2000: ITMFL Simmers With Secrets, Passion
‘In Mood for Love’ Simmers With Secrets, Passion
Written by: Matthew Green
Published in: Reuters on May 20, 2000
CANNES, France (Reuters) – Secrets dominate the haunting love story of two neighbors ensnared in a web of infidelity in 1960s Hong Kong in the Cannes Film Festival entry “In the Mood for Love.”
Hong Kong directing sensation Wong Kar-wai spent a tortuous 15 months shooting the movie, forcing his actors to improvise the plot from only the germ of a script and constantly bombarding them with new ideas.
The resulting screenplay traces an agonizing series of coincidences that force newspaper editor Chow and beautiful secretary Li-zhen to confront their awful predicament: both their spouses are having an affair with each other.
Hemmed in by prying, moralizing neighbors, the anguished pair have only each other to confide in — falling into a doomed affair as Chow seeks vengeance on his wife and Li-zhen struggles to comprehend what has happened.

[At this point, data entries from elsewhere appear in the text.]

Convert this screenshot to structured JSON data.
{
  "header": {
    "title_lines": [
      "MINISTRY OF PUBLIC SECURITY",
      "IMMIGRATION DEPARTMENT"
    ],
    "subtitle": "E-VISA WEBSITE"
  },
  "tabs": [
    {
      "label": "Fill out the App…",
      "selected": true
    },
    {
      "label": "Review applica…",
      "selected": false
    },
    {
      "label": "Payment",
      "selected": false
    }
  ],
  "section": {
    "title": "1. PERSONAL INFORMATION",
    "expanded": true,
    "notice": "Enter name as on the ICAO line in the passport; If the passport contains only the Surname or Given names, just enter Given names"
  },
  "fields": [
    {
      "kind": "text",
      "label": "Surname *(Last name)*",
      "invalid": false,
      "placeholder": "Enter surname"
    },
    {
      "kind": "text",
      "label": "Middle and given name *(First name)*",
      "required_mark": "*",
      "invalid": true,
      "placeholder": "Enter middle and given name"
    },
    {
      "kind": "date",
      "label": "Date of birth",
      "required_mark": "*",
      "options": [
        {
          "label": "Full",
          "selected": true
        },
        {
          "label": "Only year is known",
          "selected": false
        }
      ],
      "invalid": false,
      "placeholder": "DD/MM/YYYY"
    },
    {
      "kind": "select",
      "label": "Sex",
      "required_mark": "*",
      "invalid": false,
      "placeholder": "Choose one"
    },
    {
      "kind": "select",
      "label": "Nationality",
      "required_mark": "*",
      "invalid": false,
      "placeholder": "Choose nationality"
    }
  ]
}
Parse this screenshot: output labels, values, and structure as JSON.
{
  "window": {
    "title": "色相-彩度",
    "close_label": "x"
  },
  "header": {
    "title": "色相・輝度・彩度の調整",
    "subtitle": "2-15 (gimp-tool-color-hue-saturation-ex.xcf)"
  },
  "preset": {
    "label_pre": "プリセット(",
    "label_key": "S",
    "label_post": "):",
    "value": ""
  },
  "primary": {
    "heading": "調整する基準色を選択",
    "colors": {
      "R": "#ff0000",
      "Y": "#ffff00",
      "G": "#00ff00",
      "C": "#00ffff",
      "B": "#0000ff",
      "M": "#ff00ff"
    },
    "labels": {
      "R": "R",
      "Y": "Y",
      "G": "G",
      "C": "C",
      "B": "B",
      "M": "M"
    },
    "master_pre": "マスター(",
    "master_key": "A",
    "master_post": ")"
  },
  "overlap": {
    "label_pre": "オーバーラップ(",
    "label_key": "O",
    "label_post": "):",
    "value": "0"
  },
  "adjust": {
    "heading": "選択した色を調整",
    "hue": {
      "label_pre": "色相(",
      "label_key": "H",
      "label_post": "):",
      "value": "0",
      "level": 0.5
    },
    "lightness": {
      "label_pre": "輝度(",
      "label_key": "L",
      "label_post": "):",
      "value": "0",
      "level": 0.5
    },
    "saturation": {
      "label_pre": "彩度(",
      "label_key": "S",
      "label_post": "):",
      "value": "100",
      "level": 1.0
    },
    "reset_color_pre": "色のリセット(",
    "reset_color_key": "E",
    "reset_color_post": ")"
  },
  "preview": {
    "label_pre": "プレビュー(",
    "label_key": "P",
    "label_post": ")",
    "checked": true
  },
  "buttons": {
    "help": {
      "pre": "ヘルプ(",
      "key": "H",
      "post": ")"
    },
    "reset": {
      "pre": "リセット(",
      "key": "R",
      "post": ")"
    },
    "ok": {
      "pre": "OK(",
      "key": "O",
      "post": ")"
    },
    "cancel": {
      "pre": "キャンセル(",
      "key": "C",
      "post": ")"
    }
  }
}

“We wanted to tell the love story in terms of secrets,” Kar-wai told Reuters in an interview on the beach at Cannes.
While their spouses are romping away on so-called business trips, Chow and Li-zhen’s affair is portrayed only through tense conversation — keeping the true nature of their relationship a secret even from the audience.
“Those two characters never say “I love you,” they never confront things positively,” Kar-wai, his eyes blacked out behind sunglasses, said.
Kar-wai won the best director prize at Cannes in 1997, and joins five other Asian directors in competition for the Golden Palm this year — an unprecedented number from the region.
“In the Mood For Love” was shot in Bangkok, meticulously recreating the back alleys and noodle bars of a now vanished quarter of Hong Kong where Kar-wai grew up.
But the final sequence switches to the Buddhist temple of Angkor Wat in Cambodia, where Chow (Tony Leung) follows the tradition of whispering the guilty secret of his vengeful motive for the affair into a hole in the wall.
“For me that place carries angles to the whole thing. Compared to daily life, there’s another level in life where we can have a distance from the emotions “ Kar-wai said.
Maggie Cheung, who stars as Li-zhen, said making the film to Kar-wai’s demanding rythm had been an ordeal — especially given the five hours a day she spent in the make-up room recreating the 60s look.
“I was frustrated, we had months and months of work, we had tons of material in the can, but he said we had no film,” Cheung told Reuters.
But the actress who made her name in Jackie Chan’s world-wide smash hit “Police Story,” said that after a break from the filming to make a slapdash three-week production, she had come to appreciate Kar-wai’s perfectionism.
“Each shot was like a brushstroke. He’s an artist and I appreciate him as an artist,” she said.